Все как будто сконфузились и притихли.
– Что и толковать, казаче, – тихо отозвался, наконец, старик, – вороги то они наши точно, да как справиться?
– А вот как, – схватился Чарнота и взял стоявший в углу веник, – смотри, старина, по прутику то как легче ломается... хрусь да хрусь! А ну ка, попробуй переломить все разом... а? То то! – швырнул он веник под печку.
Почесали затылки поселяне и одобрительно покачали головами.

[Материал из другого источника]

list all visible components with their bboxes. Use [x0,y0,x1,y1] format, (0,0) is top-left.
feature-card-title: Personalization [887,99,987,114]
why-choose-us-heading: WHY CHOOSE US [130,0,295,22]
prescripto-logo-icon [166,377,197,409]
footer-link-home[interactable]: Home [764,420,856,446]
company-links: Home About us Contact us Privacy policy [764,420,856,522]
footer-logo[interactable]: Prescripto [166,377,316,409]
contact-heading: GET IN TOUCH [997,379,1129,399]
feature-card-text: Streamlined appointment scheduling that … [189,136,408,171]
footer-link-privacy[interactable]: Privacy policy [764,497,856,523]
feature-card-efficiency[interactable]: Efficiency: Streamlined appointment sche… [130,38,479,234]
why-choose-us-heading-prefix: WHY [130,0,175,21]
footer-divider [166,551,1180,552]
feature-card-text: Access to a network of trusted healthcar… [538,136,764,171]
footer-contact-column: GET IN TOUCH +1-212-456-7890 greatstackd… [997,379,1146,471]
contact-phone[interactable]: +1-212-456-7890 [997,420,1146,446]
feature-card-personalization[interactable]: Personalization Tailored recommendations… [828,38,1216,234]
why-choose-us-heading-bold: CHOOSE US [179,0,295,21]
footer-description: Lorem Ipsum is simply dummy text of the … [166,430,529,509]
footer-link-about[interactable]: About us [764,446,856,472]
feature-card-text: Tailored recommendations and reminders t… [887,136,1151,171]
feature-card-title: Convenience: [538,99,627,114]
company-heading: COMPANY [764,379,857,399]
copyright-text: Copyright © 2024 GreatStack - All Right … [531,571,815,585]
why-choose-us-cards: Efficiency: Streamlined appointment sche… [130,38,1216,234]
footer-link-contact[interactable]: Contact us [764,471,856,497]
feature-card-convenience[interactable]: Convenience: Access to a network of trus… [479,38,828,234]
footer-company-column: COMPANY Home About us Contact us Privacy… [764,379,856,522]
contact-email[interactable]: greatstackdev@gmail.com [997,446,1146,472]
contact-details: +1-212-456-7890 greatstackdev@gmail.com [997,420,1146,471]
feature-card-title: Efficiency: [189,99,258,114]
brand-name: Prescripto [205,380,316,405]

– Хе хе хе! Ловко! – почесал затылок себе лупоглазый. – Только вот, пока мы надумаемся собираться в веник, так нас поодиночке и переломают.
– И добре сделают! – зашипел яростно Кривонос. – Так и след! Когда другие подставляли за вас свои головы, так вы сидели за печкой или возились с бабьем, – ну, а теперь и танцуйте! Дождетесь, гречкосеи, что вас самих запрягут паны в плуг... Помните мое слово, дождетесь!

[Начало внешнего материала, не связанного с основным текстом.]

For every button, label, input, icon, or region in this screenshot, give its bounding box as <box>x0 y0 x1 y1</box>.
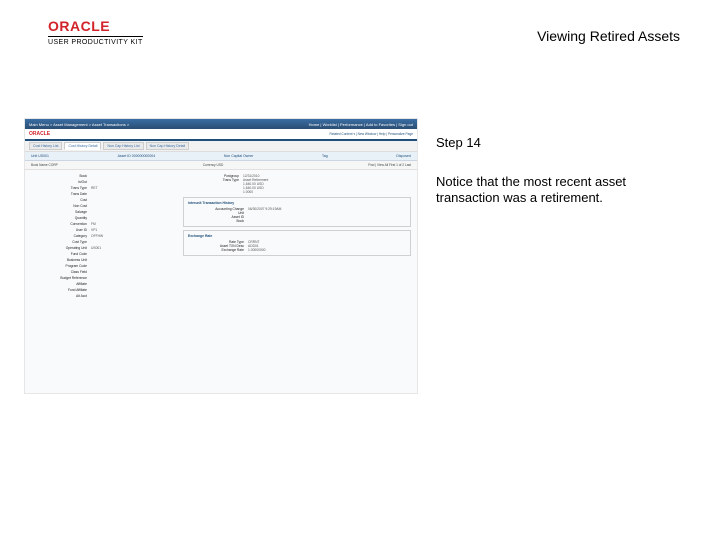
field-row: Convention FM <box>31 222 171 226</box>
field-row: 1.0000 <box>183 190 411 194</box>
field-value: VP1 <box>91 228 97 232</box>
interunit-panel: Interunit Transaction History Accounting… <box>183 197 411 227</box>
book-name: Book Name CORP <box>31 163 58 167</box>
book-bar: Book Name CORP Currency USD Find | View … <box>25 161 417 170</box>
field-label: Quantity <box>31 216 87 220</box>
field-label: Trans Type <box>183 178 239 182</box>
step-label: Step 14 <box>436 135 481 150</box>
left-field-column: Book In/Out Trans Type RET Trans Date Cost Non… <box>25 170 177 392</box>
field-row: Fund Affiliate <box>31 288 171 292</box>
field-label: Cost Type <box>31 240 87 244</box>
field-label: Salvage <box>31 210 87 214</box>
field-label: Trans Type <box>31 186 87 190</box>
asset-id-field: Asset ID 000000000004 <box>118 154 156 158</box>
field-row: Program Code <box>31 264 171 268</box>
field-row: Exchange Rate 1.00000000 <box>188 248 406 252</box>
topbar-links: Home | Worklist | Performance | Add to F… <box>309 122 413 127</box>
field-label: Operating Unit <box>31 246 87 250</box>
field-label: User ID <box>31 228 87 232</box>
field-label: Convention <box>31 222 87 226</box>
field-label: In/Out <box>31 180 87 184</box>
instruction-text: Notice that the most recent asset transa… <box>436 174 676 207</box>
breadcrumb-path: Main Menu > Asset Management > Asset Tra… <box>29 122 129 127</box>
field-row: Trans Date <box>31 192 171 196</box>
field-value: 1.0000 <box>243 190 253 194</box>
field-label: Fund Affiliate <box>31 288 87 292</box>
field-label: Cost <box>31 198 87 202</box>
tab-non-cap-history-detail[interactable]: Non Cap History Detail <box>146 142 190 150</box>
field-row: User ID VP1 <box>31 228 171 232</box>
asset-summary-bar: Unit US001 Asset ID 000000000004 Non Cap… <box>25 152 417 161</box>
field-label: Business Unit <box>31 258 87 262</box>
field-row: Business Unit <box>31 258 171 262</box>
oracle-logo: ORACLE <box>48 18 143 34</box>
field-row: In/Out <box>31 180 171 184</box>
field-row: Affiliate <box>31 282 171 286</box>
field-value: RET <box>91 186 98 190</box>
field-label: Class Field <box>31 270 87 274</box>
tag-label: Tag <box>322 154 328 158</box>
tab-cost-history-list[interactable]: Cost History List <box>29 142 62 150</box>
field-label: Category <box>31 234 87 238</box>
field-row: Cost <box>31 198 171 202</box>
field-row: Book <box>188 219 406 223</box>
field-row: Quantity <box>31 216 171 220</box>
field-label: Book <box>188 219 244 223</box>
pager[interactable]: Find | View All First 1 of 2 Last <box>368 163 411 167</box>
brand-subline: USER PRODUCTIVITY KIT <box>48 36 143 46</box>
field-row: Budget Reference <box>31 276 171 280</box>
brand-block: ORACLE USER PRODUCTIVITY KIT <box>48 18 143 46</box>
right-column: Postgroup12/31/2010Trans TypeAsset Retir… <box>177 170 417 392</box>
field-label: Affiliate <box>31 282 87 286</box>
header-links: Related Content ▾ | New Window | Help | … <box>330 132 413 136</box>
field-row: Trans Type RET <box>31 186 171 190</box>
app-header: ORACLE Related Content ▾ | New Window | … <box>25 129 417 141</box>
page-title: Viewing Retired Assets <box>537 28 680 44</box>
field-row: Operating Unit US001 <box>31 246 171 250</box>
currency: Currency USD <box>203 163 224 167</box>
field-row: Alt Acct <box>31 294 171 298</box>
panel-title: Interunit Transaction History <box>188 201 406 205</box>
field-value: 06/30/2007 9:29:19AM <box>248 207 281 211</box>
field-row: Category OFFHW <box>31 234 171 238</box>
field-label: Exchange Rate <box>188 248 244 252</box>
exchange-rate-panel: Exchange Rate Rate TypeCRRNTAsset TXN De… <box>183 230 411 256</box>
field-row: Fund Code <box>31 252 171 256</box>
field-label: Program Code <box>31 264 87 268</box>
field-value: FM <box>91 222 96 226</box>
field-row: Book <box>31 174 171 178</box>
unit-field: Unit US001 <box>31 154 49 158</box>
page: ORACLE USER PRODUCTIVITY KIT Viewing Ret… <box>0 0 720 540</box>
field-label: Alt Acct <box>31 294 87 298</box>
field-label: Trans Date <box>31 192 87 196</box>
field-label: Non Cost <box>31 204 87 208</box>
field-value: OFFHW <box>91 234 103 238</box>
field-label: Budget Reference <box>31 276 87 280</box>
tab-cost-history-detail[interactable]: Cost History Detail <box>64 142 101 150</box>
field-row: Non Cost <box>31 204 171 208</box>
app-body: Book In/Out Trans Type RET Trans Date Cost Non… <box>25 170 417 392</box>
app-screenshot: Main Menu > Asset Management > Asset Tra… <box>24 118 418 394</box>
field-value: 1.00000000 <box>248 248 265 252</box>
status-value: Disposed <box>396 154 411 158</box>
field-value: US001 <box>91 246 101 250</box>
panel-title: Exchange Rate <box>188 234 406 238</box>
field-row: Salvage <box>31 210 171 214</box>
asset-desc: Non Capital Owner <box>224 154 254 158</box>
field-label: Book <box>31 174 87 178</box>
tab-non-cap-history-list[interactable]: Non Cap History List <box>103 142 143 150</box>
field-row: Cost Type <box>31 240 171 244</box>
app-topbar: Main Menu > Asset Management > Asset Tra… <box>25 119 417 129</box>
mid-values: Postgroup12/31/2010Trans TypeAsset Retir… <box>183 174 411 194</box>
field-label: Fund Code <box>31 252 87 256</box>
field-row: Class Field <box>31 270 171 274</box>
app-oracle-logo: ORACLE <box>29 131 50 137</box>
tab-strip: Cost History List Cost History Detail No… <box>25 141 417 152</box>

– Храни бог, казаче, – встряхнул седым оселедцем дед. – Оно точно, что паны укореняются в нашей земле... и про наших даже слух идет, а про ляхов и толковать нечего... да что против них поделаешь? За ними сила, а сила, говорят, солому ломит. Конечно, шановный добродий прав, что кабы все разом супротив этой силы... Да, выходит, слаб человек: и до земли его тянет, и до своего угла, и до покою... Потому то и сидит в закутку, пока не доймут, не дошкулят...
– Эх, народ! – ударил Кривонос по столу кухлем. – А еще христиане! Братья гибнут... враг сатанеет... зверем пепельным стает, над всем издевается, знущается, всех терзает, а они... – казак отвернулся, склонил на руку голову и начал дышать тяжело.
Все замолчали, подавленные правдой этих слов.
– Ой, так, так, – засуетился после долгой паузы Кожушок, – что и говорить – подло: всяк вот только за себя...
– Да что ж ты, брат, против силы? – уставился на Кожушка пучеглазый. – Паны со всех сторон так и лезут, так и прут...
– Что о?! – вскрикнул задорно Чарнота. – А вот, хоть бы по прутику ломать эту силу: завелся панок – трах! – и нема... проползла гадина – трах! – и чертма!
– Ага, – переглянулись значительно поселяне, – этак то...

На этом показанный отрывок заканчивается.